KISS: Keep It Simple, Stupid
It’s easy to find yourself going off on one – and useful to be called back.
That happened to me the other day when I was speaking to some BT TV colleagues about our work on the Sport in Pubs Prototype. These colleagues have been serving the Pub market with TV deals for years. They understand it.
I pitched what we are planning in 2-Immerse to this team. The response I got was cool, but helpful. In general I surmised they thought that there may be something in what we’re doing but the ideas we have had so far – and the way we present them, are not going to impress pub chains. This is the key stuff I think I need to remember:
1. “Our” customer is the landlord or the pub chain, not the punter
2. Keep it simple
3. A bad result for a landlord is for people to leave/(not enter) the pub because they can’t /(expect to not be able to) see the match. Ergo. Use all screen real estate to show the match not the “fluff” (stats, replays, manager cam, etc)
4. In pitching to pub chains try not to be too prescriptive. It may be worth telling the story of football in pubs (1990 England vs Germany newspapers reporting ‘the pubs will be empty’; B&W TV on the bar; projection TVs, very large screens; and now multiple flat panels giving lien of sight to all corners of a pub) and emphasise that what we want to do is to further improve the experience of watching football out of the home.

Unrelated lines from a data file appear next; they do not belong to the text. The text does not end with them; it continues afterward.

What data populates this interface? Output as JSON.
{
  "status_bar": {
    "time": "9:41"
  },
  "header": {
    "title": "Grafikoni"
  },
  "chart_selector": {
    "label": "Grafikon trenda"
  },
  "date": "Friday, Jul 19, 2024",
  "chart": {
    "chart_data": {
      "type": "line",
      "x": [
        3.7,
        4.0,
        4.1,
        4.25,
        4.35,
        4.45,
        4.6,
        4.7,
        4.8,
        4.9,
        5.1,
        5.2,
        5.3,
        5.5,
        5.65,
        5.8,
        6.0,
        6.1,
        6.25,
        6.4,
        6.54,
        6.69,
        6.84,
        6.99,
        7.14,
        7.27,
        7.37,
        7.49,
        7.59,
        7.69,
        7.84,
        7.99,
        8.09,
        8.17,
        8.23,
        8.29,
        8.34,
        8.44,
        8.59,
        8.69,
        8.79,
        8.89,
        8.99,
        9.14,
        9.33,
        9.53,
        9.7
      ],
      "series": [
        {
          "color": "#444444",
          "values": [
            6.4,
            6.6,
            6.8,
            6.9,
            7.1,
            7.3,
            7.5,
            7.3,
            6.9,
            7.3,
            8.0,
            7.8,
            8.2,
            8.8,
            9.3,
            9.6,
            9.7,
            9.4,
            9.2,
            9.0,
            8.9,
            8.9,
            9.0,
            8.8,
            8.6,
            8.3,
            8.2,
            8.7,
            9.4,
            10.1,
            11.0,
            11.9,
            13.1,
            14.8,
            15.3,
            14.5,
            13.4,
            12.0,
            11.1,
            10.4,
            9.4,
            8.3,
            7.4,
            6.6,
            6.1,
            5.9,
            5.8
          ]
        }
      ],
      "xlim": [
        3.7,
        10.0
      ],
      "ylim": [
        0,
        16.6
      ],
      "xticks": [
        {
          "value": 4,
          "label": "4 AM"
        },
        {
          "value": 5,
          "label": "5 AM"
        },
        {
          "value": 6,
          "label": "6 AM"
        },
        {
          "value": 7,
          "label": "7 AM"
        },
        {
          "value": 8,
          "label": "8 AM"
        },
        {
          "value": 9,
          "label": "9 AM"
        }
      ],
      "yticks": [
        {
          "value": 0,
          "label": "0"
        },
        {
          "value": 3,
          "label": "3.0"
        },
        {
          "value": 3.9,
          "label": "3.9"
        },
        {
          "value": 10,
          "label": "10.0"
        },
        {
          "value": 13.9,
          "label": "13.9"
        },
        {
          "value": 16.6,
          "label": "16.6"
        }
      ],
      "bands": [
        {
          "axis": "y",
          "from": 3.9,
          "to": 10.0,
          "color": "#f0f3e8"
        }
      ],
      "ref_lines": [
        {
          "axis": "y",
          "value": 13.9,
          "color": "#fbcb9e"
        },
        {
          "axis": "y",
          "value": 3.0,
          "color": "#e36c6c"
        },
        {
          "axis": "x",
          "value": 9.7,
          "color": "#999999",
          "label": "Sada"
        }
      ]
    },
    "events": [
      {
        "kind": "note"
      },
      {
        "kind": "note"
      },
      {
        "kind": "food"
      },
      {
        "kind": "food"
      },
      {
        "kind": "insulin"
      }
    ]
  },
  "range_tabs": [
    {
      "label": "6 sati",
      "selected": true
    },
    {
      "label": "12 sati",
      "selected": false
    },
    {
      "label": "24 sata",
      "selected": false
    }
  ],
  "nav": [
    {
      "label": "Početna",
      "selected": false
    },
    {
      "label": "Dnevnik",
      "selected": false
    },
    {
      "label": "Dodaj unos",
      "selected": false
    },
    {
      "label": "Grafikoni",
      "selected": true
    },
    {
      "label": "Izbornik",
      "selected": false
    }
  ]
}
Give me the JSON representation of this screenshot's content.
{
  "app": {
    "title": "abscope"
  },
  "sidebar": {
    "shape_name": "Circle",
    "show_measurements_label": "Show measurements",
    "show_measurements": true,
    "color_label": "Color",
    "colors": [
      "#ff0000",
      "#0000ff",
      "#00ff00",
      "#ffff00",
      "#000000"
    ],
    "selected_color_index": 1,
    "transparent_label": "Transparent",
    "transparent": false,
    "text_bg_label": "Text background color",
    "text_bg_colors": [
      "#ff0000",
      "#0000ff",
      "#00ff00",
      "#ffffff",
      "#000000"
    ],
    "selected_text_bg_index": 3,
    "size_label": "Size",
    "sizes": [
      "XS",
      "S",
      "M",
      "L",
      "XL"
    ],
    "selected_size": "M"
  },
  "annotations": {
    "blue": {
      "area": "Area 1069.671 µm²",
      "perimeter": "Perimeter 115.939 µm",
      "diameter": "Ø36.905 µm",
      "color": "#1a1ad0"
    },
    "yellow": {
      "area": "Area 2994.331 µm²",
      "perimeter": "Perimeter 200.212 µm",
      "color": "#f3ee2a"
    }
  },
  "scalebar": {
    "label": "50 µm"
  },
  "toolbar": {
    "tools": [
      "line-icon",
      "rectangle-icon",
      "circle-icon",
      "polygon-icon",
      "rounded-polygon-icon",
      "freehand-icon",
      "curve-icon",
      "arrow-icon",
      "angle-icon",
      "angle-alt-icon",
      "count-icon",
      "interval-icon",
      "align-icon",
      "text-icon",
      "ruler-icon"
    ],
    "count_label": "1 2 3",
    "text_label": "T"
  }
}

5. The personal mobile screen may be valuable for the “fluff”.
6. Experiences that are bespoke to the user, and in particular to the user in that pub, may make sense and it may be good to concentrate on developing such experiences.
7. Different audio (no commentary, selectable commentary) were better received as ideas than the video based stories in the deck.
8. Do try and build stories that may enhance the social nature of watching Sport in a pub
We must adapt our current use case to fit with this…
All feedback, I was once told, is a gift.